The last line is to test whether clustalw is properly installed and running.

Perl CGI not running

If your Perl CGI is not running, look at the ScriptAlias settings in your httpd.conf. It defines which directories are allowed to run CGI scripts.

ClustalW with BioPerl

BioPerl documentation on ClustalW is great but I faced some problems as a beginner. The following is a code from ClustalW docs modified to make life easier for the beginner.

  1. Make sure bioperl-run in installed in addition to BioPerl.
  2. Make sure clustalw is installed at executable
  3. Set path using the following command (assuming that clustalw is installed at /usr/local/bin/clustalw2):export CLUSTALDIR=/usr/local/bin/clustalw2

code

#!/usr/bin/perl
use Bio::AlignIO;
use Bio::Root::IO;
use Bio::Seq;
use Bio::SeqIO;
use Bio::SimpleAlign;
use Bio::TreeIO;

BEGIN { $ENV{CLUSTALDIR} = '/usr/local/bin/clustalw2/' }
use Bio::Tools::Run::Alignment::Clustalw;

# Build a clustalw alignment factory
@params = ('ktuple' => 2, 'matrix' => 'BLOSUM');
$factory = Bio::Tools::Run::Alignment::Clustalw->new(@params);

# Pass the factory a list of sequences to be aligned.
$inputfilename = 'blastdump/input.fasta';
$aln = $factory->align($inputfilename); # $aln is a SimpleAlign object.
# or
$seq_array_ref = \@seq_array;
# where @seq_array is an array of Bio::Seq objects
$aln = $factory->align($seq_array_ref);

# Or one can pass the factory a pair of (sub)alignments
#to be aligned against each other, e.g.:
$aln = $factory->profile_align($aln1,$aln2);
# where $aln1 and $aln2 are Bio::SimpleAlign objects.

# Or one can pass the factory an alignment and one or more unaligned
# sequences to be added to the alignment. For example:
$aln = $factory->profile_align($aln1,$seq); # $seq is a Bio::Seq object.

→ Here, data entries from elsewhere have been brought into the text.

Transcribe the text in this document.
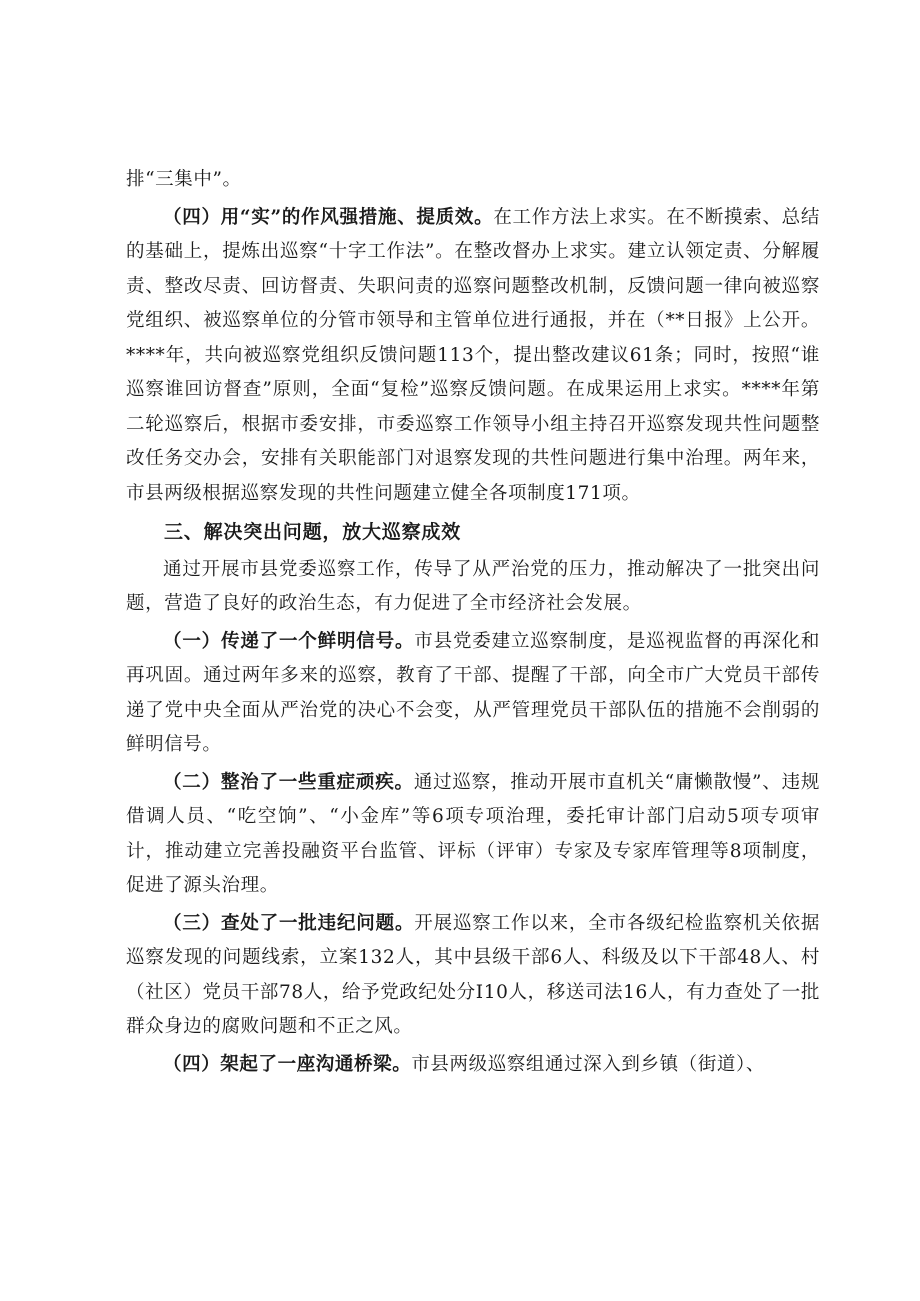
排“三集中”。

（四）用“实”的作风强措施、提质效。在工作方法上求实。在不断摸索、总结的基础上，提炼出巡察“十字工作法”。在整改督办上求实。建立认领定责、分解履责、整改尽责、回访督责、失职问责的巡察问题整改机制，反馈问题一律向被巡察党组织、被巡察单位的分管市领导和主管单位进行通报，并在（**日报》上公开。****年，共向被巡察党组织反馈问题113个，提出整改建议61条；同时，按照“谁巡察谁回访督查”原则，全面“复检”巡察反馈问题。在成果运用上求实。****年第二轮巡察后，根据市委安排，市委巡察工作领导小组主持召开巡察发现共性问题整改任务交办会，安排有关职能部门对退察发现的共性问题进行集中治理。两年来，市县两级根据巡察发现的共性问题建立健全各项制度171项。

三、解决突出问题，放大巡察成效

通过开展市县党委巡察工作，传导了从严治党的压力，推动解决了一批突出问题，营造了良好的政治生态，有力促进了全市经济社会发展。

（一）传递了一个鲜明信号。市县党委建立巡察制度，是巡视监督的再深化和再巩固。通过两年多来的巡察，教育了干部、提醒了干部，向全市广大党员干部传递了党中央全面从严治党的决心不会变，从严管理党员干部队伍的措施不会削弱的鲜明信号。

（二）整治了一些重症顽疾。通过巡察，推动开展市直机关“庸懒散慢”、违规借调人员、“吃空饷”、“小金库”等6项专项治理，委托审计部门启动5项专项审计，推动建立完善投融资平台监管、评标（评审）专家及专家库管理等8项制度，促进了源头治理。

（三）查处了一批违纪问题。开展巡察工作以来，全市各级纪检监察机关依据巡察发现的问题线索，立案132人，其中县级干部6人、科级及以下干部48人、村（社区）党员干部78人，给予党政纪处分I10人，移送司法16人，有力查处了一批群众身边的腐败问题和不正之风。

（四）架起了一座沟通桥梁。市县两级巡察组通过深入到乡镇（街道）、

# Get a tree of the sequences
$tree = $factory->tree(\@seq_array);

# Get both an alignment and a tree
($aln, $tree) = $factory->run(\@seq_array);

# Do a footprinting analysis on the supplied sequences, getting back the
# most conserved sub-alignments
my @results = $factory->footprint(\@seq_array);
foreach my $result (@results) {
  print $result->consensus_string, "\n";
}

# There are various additional options and input formats available.
# See the DESCRIPTION section that follows for additional details.